I'm expecting my first baby anytime now. Though wonderful news, this ties me to Frankfurt for the next years, which basically means the end of my scient... more

Max-Planck-Institute for Brain Research

Post-Doc, Neuroanatomy

Silke Haverkamp

About

I obtained my Bachelor degree in Biology and my Master in Neurobiology from the University of Bucharest, one of the major Romanian higher education institutions.  In those times, as Eastern European research began to open to the international scientific world, I had the opportunity to compete for two prestigious scholarships within the TEMPUS and ERASMUS programs of the European Union.  Thus, as an undergraduate, I spent three months as research trainee at the Institute of Physiology (Eppendorf Hospital) in Hamburg, where I was introduced to patch-clamp on cells in culture, and later, during my graduate studies, five months as an exchange student at the MPI for Behavioral Physiology in Munich.

Following my Master studies, I joined Prof. Dr. Heinz Wässle’s Neuroanatomy group as a PhD student at the Max-Planck International Research School of the MPI for Brain Research (MPIBR) and MPI for Biophysics, in Frankfurt.  The seminal work carried out over the last decades by Dr. Wässle’s group laid the fundamentals of detailed retinal circuitry.  Within the efforts to isolate dedicated retinal subcircuits and identify key molecules involved, my specific contribution was to screen glutamate receptors (GluRs) expressed by different inhibitory amacrine cells (ACs).  I used single-cell patch-clamp recordings in mouse retinal slices, under application of pharmacological agents, combined with intracellular dye filling.  I was able to find differential expression of GluRs among AC populations, results published in Visual Neuroscience.
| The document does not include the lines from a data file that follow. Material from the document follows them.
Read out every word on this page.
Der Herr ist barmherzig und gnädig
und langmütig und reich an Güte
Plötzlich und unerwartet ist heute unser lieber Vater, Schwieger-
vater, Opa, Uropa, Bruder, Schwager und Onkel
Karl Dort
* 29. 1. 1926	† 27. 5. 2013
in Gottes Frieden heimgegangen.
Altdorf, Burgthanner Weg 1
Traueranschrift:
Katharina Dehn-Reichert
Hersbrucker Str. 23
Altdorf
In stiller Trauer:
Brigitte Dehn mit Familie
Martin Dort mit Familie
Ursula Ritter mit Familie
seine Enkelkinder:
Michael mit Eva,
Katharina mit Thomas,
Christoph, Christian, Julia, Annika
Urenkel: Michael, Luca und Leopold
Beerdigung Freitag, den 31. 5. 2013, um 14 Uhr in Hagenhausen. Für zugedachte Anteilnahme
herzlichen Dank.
It followed a short postdoc in Prof. Dr. Hannah Monyer’s Clinical Neurobiology group at the University of Heidelberg, where I was involved in the electrophysiological characterization of different thalamic and cortical inhibitory interneurons in transgenic mice.  I decided to return to the retina as a model system and I joined Dr. David Berson’s group in the Neuroscience Department at Brown University, RI, USA.  Dr. Berson had recently discovered a peculiar retinal ganglion cell (GC), the melanopsin luminance detector, which functions as a photoreceptor in the circadian system.  Joining his lab meant a rare chance to become part of the group pioneering the retinal circuitry for melanopsin GCs (mGCs).  Together with our collaborators, we showed that several subtypes of these cells exist in the rodent retina, among them some that might be involved with classical vision.  Some of this work has been published in Neuron and another manuscript is currently in preparation for Journal of Neuroscience.  We also described a non-canonical pathway providing input to the main type of mGCs, work published in the Journal of Comparative Neurology.

For personal reasons, two years ago I returned to Frankfurt and joined Dr. Silke Haverkamp at the MPIBR, as a senior post-doc.  Dr. Haverkamp enjoys extensive collaborations in the German retina community – I am thus involved in several projects with Dr. Thomas Euler at the University of Tübingen, Dr. Karin Dedek at the University of Oldenburg, and Dr. Jens Dübel at the University of Würzburg.  Within our Tübingen collaboration I focus on motion processing in the retina, specifically looking at neurotransmitter receptors in the direction-selective (DS) circuit, working to determine their precise localization and potential function in computing DS.  Using anatomical approaches and two-photon calcium imaging of GC light responses, we have already identified a GABA receptor critical for DS inhibition, whose inactivation severely impairs retinal direction selectivity.  The results of this project, which I coordinated, have been submitted to PLoS ONE.  Our Oldenburg/Würzburg collaboration is centered around two types of ACs, that we are characterizing anatomically and physiologically in transgenic mice.  The focus is on their intraretinal connections and their potential involvement in the same (single) retinal subcircuit.  Finally, I also had the opportunity to conduct a small project of my own, describing the inhibitory receptors of melanopsin GCs in the primate retina.  This was also a chance to be involved in the supervision and mentoring of a PhD student.  The findings of this project were reported in her first publication, in Neuroscience.

Ever since my undergraduate studies I had a particular interest in the nervous system and the aspiration to do scientific research.  The common thread throughout my academic progress has been to understand the organization and function of neural circuits, with a focus on inhibitory neurons and their neurotransmitter receptors.  During my PhD I was introduced to the retina, which remains my model system today, sharing the hope of the field that we will be able to extend the knowledge gained here to the more complex neural networks of the higher brain.